J’ai tenté de lire ce point dans l’œuvre de V.S Naipaul, L'Énigme de l'arrivée, lorsque l’œuvre se saisit du décès réel de la sœur du narrateur/auteur, pour avancer au-delà d’une mélancolie obsédante, liée au deuil non fait du père non symbolisé (Une maison pour M. Biswas).

Il m’a semblé, chemin faisant, que l’imaginaire se caractérisait de n’être pas historicisé (cela vient en écho à l’article de M. Gazengel et à ce qu’il dit sur les images et les paysages en place d’histoire) et que le réel et le symbolique apparaissent dans une grande proximité, de l’autre côté, en quelque sorte (de l’autre côté du miroir ?). L’imaginaire, spéculaire, lié à la mère-toute et au fusionnel, fonctionne dans beaucoup de textes, autour de métaphores proliférantes, ou de fictions du moi. Il serait intéressant de relire L'Etranger comme récit autour du moi et de ses doubles, de son fantasme (La Chute en serait le paroxysme), tandis que ce qui faisait décor resurgit dans l’ultime récit pour permettre une histoire et renouer des relations, non à l’autre, mais à l’Autre.

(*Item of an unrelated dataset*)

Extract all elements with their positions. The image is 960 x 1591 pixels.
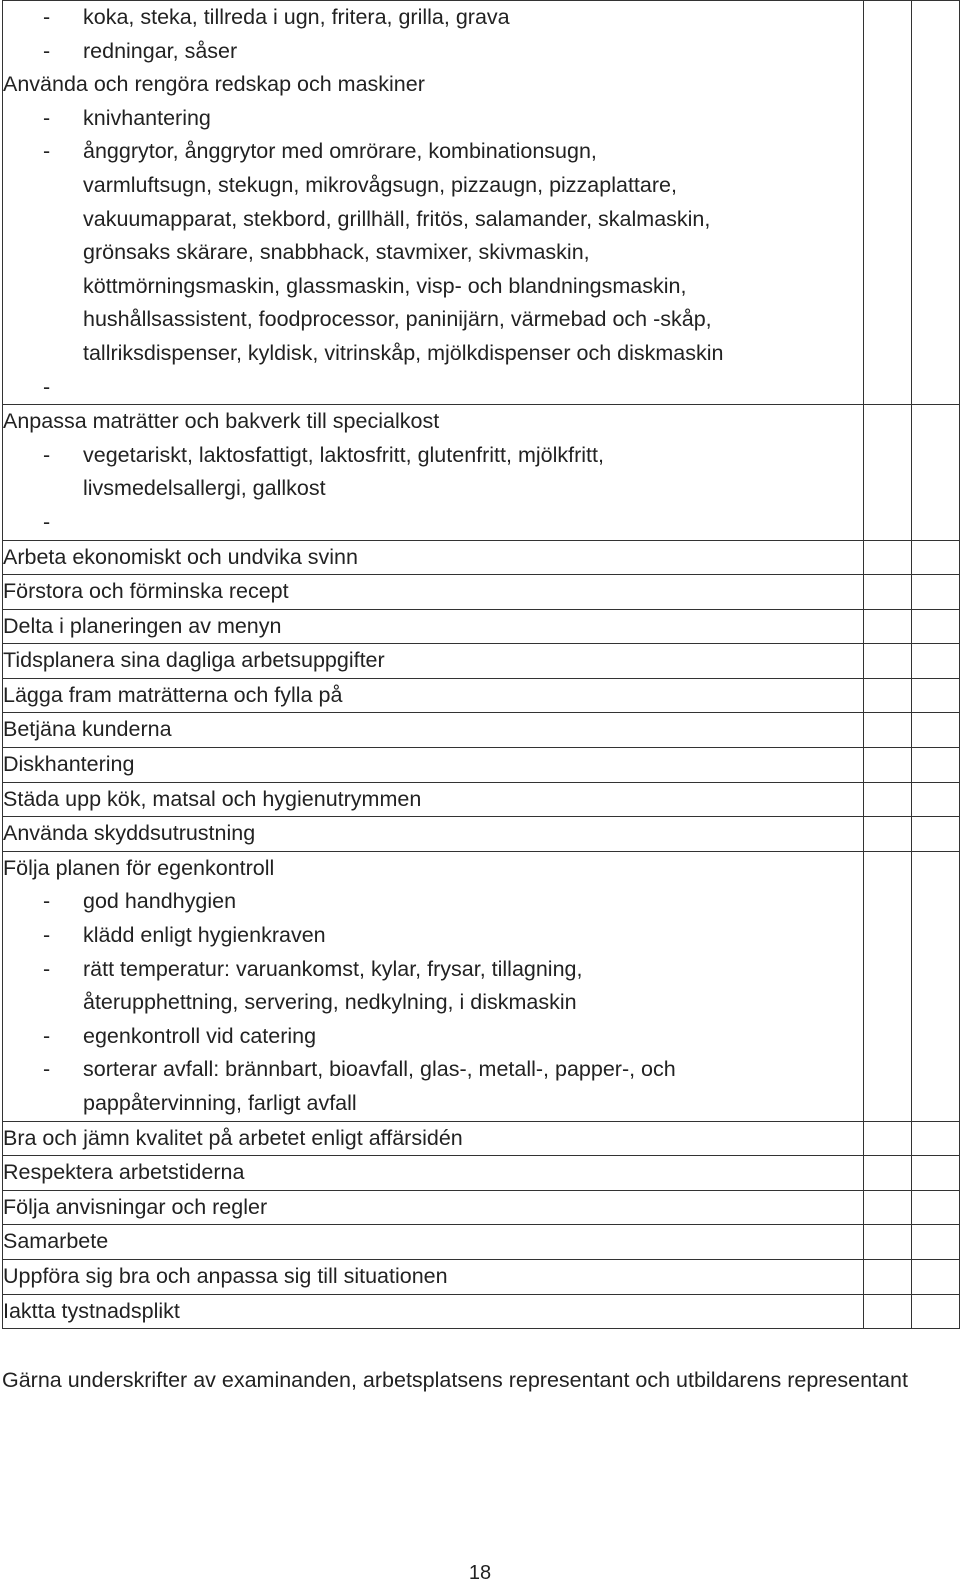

On a envie, en lisant cet article, de reprendre la lecture de l’œuvre pour voir comment, dans l’écriture, le passage de l’un à l’autre se fait et quelles sont les incidences littéraires (fiction, thématiques, phrasé, construction) d’un tel passage.

Tout cela n’est pas artificiel, car il en va pour la lecture comme pour nous, sujets et citoyens, comme M. Gazengel le rappelle de façon si émouvante, d’un effort pour aller au-delà de nos peurs, de nos xénophobies, ancrées dans des fantasmes et des dénis. Il peut être utile de déconstruire le nœud borroméen tel qu’il apparaît dans le texte littéraire pour pouvoir le déconstruire dans nos expériences sociales. M. Gazengel s’emploie à cette lecture critique admirablement. Je ne sais pas si cela constitue une « recherche littéraire », mais cela ressemble à ce que j’ai également essayé de faire.

Cordialement, Dominique Chancé (MCF en littérature à Bordeaux 3), L'Auteur en souffrance, Poétique baroque de la Caraïbe, Les Fils de Lear, Écritures du chaos).